Duluth, Minn. – A federal judge on Monday set aside
a $1.92 million damages verdict against Jammie Thomas-Rasset, the first person
to be convicted of copyright infringement on a file-sharing network. U.S.
District Judge Michael Davis has instead reduced the damages award from the
$80,000 per song for the 24 songs she was convicted by a jury of sharing on the
Kazaa file-sharing network, to $2,250 per song — for a new total of $54,000.

Judge Davis denied Thomas-Rasset’s attorneys’ motion for a new trial, and gave
her side a week to decide whether to accept the reduced damages or request a
new trial on the issue of damages.

"The need for deterrence cannot justify
a $2 million verdict for stealing and illegally distributing 24 songs for the
sole purpose of obtaining free music," Judge Davis wrote in his ruling.

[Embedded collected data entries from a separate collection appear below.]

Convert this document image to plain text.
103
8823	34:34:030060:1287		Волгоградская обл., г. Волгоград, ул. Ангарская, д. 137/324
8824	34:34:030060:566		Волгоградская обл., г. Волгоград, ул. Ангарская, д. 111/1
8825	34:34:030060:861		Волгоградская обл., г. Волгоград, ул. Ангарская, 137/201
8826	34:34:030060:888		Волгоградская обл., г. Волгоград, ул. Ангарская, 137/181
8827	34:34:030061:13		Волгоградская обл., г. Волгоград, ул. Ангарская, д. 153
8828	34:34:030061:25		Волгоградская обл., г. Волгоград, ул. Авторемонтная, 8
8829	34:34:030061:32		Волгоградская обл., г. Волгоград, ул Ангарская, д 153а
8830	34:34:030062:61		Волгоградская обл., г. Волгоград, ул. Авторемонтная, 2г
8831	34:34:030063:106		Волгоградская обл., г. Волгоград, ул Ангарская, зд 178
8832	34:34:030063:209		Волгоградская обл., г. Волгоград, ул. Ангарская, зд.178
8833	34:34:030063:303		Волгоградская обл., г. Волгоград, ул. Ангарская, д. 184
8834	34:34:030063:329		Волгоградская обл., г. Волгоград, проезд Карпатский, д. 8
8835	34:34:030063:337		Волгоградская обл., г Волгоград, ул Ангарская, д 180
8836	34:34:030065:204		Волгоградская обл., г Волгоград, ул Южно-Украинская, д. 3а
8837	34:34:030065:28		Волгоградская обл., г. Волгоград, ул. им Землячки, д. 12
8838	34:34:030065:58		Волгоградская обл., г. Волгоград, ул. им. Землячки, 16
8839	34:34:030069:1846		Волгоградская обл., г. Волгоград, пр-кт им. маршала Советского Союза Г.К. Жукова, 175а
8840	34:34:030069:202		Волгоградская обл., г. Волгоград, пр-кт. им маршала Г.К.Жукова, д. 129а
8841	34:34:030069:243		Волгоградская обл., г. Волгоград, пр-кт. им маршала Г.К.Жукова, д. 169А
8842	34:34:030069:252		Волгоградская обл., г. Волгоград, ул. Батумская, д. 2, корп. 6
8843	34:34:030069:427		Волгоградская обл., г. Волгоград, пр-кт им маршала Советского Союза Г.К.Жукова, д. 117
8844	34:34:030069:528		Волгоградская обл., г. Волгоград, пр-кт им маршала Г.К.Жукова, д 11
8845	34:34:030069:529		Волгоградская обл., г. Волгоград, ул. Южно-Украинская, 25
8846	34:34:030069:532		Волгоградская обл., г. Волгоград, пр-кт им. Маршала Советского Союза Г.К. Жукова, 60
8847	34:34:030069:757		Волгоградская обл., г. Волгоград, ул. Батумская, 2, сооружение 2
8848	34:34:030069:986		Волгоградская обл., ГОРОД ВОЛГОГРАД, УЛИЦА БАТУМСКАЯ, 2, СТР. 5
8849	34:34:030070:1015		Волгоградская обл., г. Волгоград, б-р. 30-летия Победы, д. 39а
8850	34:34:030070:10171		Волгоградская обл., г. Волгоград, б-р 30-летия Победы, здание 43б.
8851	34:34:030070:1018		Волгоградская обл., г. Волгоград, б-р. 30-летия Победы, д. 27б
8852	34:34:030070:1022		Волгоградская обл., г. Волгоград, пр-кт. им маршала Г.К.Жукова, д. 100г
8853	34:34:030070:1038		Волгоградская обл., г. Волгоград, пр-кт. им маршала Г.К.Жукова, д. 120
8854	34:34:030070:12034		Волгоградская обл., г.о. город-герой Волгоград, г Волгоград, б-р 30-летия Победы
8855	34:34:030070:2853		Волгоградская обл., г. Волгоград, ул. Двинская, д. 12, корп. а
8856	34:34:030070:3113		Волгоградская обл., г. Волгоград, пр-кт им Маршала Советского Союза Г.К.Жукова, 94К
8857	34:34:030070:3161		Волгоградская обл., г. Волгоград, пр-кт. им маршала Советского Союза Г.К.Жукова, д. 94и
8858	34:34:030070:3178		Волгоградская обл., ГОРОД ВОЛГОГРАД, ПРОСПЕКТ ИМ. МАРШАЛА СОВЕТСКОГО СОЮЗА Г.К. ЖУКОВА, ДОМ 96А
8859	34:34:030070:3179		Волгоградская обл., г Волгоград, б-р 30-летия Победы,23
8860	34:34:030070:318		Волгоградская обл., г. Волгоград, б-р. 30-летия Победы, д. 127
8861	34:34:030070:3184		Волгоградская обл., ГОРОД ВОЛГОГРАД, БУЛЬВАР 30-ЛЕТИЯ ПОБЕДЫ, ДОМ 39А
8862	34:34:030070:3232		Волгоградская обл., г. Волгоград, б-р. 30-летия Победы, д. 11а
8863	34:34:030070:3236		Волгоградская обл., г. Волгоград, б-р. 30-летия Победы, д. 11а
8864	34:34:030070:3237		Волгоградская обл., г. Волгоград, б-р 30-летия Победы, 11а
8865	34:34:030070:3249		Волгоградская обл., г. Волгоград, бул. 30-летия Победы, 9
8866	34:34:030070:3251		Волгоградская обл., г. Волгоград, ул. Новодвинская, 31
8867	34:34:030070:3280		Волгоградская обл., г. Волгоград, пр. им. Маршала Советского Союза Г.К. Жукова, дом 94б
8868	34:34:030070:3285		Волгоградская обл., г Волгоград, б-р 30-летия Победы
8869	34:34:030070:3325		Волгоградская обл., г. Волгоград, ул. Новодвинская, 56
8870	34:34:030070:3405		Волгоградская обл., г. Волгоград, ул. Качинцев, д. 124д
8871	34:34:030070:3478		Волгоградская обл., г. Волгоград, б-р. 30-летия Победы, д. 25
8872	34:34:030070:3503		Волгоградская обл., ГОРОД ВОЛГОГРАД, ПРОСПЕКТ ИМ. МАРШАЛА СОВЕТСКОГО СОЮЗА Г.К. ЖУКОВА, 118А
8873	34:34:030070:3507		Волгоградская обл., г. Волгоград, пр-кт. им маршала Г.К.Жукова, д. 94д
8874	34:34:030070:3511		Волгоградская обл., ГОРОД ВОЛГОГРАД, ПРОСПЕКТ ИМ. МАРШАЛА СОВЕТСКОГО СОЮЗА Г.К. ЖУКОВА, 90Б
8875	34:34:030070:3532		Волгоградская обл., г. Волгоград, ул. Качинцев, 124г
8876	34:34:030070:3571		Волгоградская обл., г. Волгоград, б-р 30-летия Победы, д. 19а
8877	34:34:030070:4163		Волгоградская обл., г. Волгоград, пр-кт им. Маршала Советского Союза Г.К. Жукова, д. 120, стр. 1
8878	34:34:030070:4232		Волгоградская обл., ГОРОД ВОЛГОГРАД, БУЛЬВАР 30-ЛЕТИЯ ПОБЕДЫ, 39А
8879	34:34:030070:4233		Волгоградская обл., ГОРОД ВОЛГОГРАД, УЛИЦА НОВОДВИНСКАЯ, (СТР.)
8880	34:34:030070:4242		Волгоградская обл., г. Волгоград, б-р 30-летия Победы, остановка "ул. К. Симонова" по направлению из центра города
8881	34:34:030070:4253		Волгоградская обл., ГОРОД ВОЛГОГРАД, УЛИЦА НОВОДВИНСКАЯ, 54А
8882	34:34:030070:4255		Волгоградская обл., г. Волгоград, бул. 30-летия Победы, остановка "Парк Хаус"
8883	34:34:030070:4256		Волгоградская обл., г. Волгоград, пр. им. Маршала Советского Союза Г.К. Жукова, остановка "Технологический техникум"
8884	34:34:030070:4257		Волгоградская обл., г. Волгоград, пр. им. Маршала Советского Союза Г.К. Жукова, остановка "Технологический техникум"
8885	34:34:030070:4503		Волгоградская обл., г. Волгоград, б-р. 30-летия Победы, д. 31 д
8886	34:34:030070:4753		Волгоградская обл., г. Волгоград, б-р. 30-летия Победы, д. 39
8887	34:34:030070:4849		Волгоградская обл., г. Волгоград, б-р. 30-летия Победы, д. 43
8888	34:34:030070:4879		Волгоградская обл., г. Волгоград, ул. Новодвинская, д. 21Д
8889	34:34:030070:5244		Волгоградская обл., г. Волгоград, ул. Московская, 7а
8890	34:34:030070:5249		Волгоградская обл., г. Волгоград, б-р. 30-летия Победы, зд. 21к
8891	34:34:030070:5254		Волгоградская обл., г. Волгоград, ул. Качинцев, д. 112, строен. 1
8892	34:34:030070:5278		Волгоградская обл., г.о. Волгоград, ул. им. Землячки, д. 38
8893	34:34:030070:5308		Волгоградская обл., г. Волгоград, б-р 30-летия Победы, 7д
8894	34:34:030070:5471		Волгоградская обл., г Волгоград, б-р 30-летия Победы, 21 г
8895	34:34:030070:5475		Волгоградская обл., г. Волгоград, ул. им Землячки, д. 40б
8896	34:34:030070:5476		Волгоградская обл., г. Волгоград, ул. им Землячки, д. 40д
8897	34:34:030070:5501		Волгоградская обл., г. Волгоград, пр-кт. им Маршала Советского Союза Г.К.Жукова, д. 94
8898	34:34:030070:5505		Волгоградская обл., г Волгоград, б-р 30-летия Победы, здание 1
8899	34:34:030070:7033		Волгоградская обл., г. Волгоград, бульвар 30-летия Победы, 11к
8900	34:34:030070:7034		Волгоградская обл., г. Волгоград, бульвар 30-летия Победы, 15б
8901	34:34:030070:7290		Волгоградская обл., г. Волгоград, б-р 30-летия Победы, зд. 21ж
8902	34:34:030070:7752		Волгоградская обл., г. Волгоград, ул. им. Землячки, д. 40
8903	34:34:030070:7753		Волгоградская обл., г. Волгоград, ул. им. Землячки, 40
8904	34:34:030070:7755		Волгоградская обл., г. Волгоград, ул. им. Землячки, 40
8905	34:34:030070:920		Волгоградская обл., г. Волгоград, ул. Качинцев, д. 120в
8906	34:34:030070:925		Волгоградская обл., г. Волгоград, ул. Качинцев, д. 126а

Davis called his award of damages equal to three times the minimum statutory
damages amount "the most reasoned solution," adding that "this
reduced award is significant and harsh."

"It was the jury’s province
to determine the award of statutory damages and this Court has merely reduced
that award to the maximum amount that is no longer monstrous and shocking,"

"We are pleased with Judge Davis’s ruling and intend to
continue to challenge the remaining award as unconstitutionally excessive,"
said CeCe Cohen, a spokeswoman for Thomas-Rasset’s attorneys, Camara &
Sibley LLP.

They intend to argue that "the award of statutory damages
bears no relation to the injury to the recording industry."